J’ai parfois l’impression que j’ai vraiment mauvais caractère et que c’est moi qui nous fait perdre du temps à discuter pour quelque chose que je vais quand-même faire, ne serait-ce que pour avoir la paix. Et puis j’essaie de me remettre à mon activité précédente, et je me rend compte que l’interruption m’a fait perdre le fil de mes idées. Et paf, de deux à quatre heures de perdues. Alors je vais continuer à contester. Pas parce que c’est ce que je fais le mieux, mais parce que si on commençait à se servir des outils qu’on a à sa disposition, la performance globale de l’équipe serait grandement améliorée.
Vivement la retraite.








Il y a pire: monopoliser 5 personnes pendant 10 minutes pour dire qu’on devrait plutôt mettre une majuscule à tel mot.
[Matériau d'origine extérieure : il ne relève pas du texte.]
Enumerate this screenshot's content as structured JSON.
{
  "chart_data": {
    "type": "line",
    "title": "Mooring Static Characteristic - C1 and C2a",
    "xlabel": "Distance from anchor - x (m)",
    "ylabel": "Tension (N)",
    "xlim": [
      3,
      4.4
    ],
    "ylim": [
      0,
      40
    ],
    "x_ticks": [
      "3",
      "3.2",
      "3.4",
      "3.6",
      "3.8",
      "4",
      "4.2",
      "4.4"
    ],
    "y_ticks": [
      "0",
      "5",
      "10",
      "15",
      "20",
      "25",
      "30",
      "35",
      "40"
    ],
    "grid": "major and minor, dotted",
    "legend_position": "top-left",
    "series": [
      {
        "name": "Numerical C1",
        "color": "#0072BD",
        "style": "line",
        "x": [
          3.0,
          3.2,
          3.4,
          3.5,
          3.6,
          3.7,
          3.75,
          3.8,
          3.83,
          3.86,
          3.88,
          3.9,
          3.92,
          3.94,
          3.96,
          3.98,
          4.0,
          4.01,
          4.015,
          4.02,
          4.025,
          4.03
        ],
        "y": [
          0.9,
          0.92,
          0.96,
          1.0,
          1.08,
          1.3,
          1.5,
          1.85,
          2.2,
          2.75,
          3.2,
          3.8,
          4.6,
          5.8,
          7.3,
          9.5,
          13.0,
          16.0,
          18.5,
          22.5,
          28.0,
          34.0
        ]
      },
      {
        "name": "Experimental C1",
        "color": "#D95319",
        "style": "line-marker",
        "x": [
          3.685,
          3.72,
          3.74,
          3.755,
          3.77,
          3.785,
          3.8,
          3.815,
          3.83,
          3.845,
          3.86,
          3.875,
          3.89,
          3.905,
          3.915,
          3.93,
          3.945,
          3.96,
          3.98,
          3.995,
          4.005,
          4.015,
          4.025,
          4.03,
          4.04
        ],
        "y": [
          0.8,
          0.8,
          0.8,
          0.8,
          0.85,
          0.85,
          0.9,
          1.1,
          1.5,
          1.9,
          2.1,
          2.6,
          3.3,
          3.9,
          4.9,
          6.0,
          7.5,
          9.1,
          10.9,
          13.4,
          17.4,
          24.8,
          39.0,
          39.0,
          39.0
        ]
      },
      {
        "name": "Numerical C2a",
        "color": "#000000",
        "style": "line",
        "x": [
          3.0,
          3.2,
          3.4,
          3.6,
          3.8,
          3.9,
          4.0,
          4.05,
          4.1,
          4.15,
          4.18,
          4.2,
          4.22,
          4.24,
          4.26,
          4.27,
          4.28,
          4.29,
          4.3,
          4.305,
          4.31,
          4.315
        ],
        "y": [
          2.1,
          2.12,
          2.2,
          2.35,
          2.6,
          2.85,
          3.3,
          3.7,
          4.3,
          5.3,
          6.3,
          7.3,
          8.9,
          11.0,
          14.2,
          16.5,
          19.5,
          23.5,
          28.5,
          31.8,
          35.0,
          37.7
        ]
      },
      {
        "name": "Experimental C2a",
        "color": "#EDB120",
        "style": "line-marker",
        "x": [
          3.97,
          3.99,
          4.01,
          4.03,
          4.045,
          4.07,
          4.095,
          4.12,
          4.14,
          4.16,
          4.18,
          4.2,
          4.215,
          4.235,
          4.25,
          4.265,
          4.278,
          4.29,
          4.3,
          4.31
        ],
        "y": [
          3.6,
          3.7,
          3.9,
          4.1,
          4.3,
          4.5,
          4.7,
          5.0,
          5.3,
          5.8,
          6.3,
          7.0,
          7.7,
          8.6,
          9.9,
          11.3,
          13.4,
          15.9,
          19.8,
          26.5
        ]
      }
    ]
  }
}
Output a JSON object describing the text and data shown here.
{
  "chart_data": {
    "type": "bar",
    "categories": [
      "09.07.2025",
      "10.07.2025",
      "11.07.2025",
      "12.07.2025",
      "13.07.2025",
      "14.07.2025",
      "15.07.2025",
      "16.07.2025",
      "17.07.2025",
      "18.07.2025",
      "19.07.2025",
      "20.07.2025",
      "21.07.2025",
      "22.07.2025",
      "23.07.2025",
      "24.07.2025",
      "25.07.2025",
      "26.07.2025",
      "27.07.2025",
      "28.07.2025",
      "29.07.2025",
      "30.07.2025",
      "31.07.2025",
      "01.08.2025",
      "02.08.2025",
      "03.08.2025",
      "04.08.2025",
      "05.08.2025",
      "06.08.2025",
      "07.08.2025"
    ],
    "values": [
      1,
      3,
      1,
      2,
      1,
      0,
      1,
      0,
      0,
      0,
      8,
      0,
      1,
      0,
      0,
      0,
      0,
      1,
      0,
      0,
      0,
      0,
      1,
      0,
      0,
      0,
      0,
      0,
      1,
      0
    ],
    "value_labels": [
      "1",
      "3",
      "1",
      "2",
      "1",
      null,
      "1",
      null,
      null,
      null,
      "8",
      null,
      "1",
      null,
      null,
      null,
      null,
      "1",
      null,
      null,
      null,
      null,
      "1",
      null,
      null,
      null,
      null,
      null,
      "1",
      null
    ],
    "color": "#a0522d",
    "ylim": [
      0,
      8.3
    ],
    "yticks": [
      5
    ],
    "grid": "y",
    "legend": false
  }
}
Et qu’on ne veut pas parce que c’est beaucoup de boulot susceptible de créer des problèmes pour un détail insignifiant.
Fièvre aphteuse, vache folle, et chefs de projets brittaniques, faut pas s’étonner.
Et pendant que certains s’échauffaient sur les acronymes je commençais à désespérer de voir le débat s’élever à, par exemple, l’élaboration d’un planning. Même pas détaillé hein, un macro planning, un cafouillabidule qui dit où tu dois en être à la fin de chaque taille-me-boxe.
Faudrait faire un projet pour le chef e projet destiné à faire un plan projet.
Ca me rappelle chez mon précédent client, le leader Français de la vente de voyages en ligne:
- Analyste : j’ai un plan d’action avec 30 actions, à force que le client ne réponde pas à mes questions, je vais finir par ne plus avoir rien à bouchonner…ni à compléter.
- Directeur de projet : hummmmmppfff !!! Qu’est-ce qu’il faut faire alors ?
- Chef de Projet : vas-y, marque une action dans le plan d’action comme quoi il faut exécuter les actions du plan d’action !!!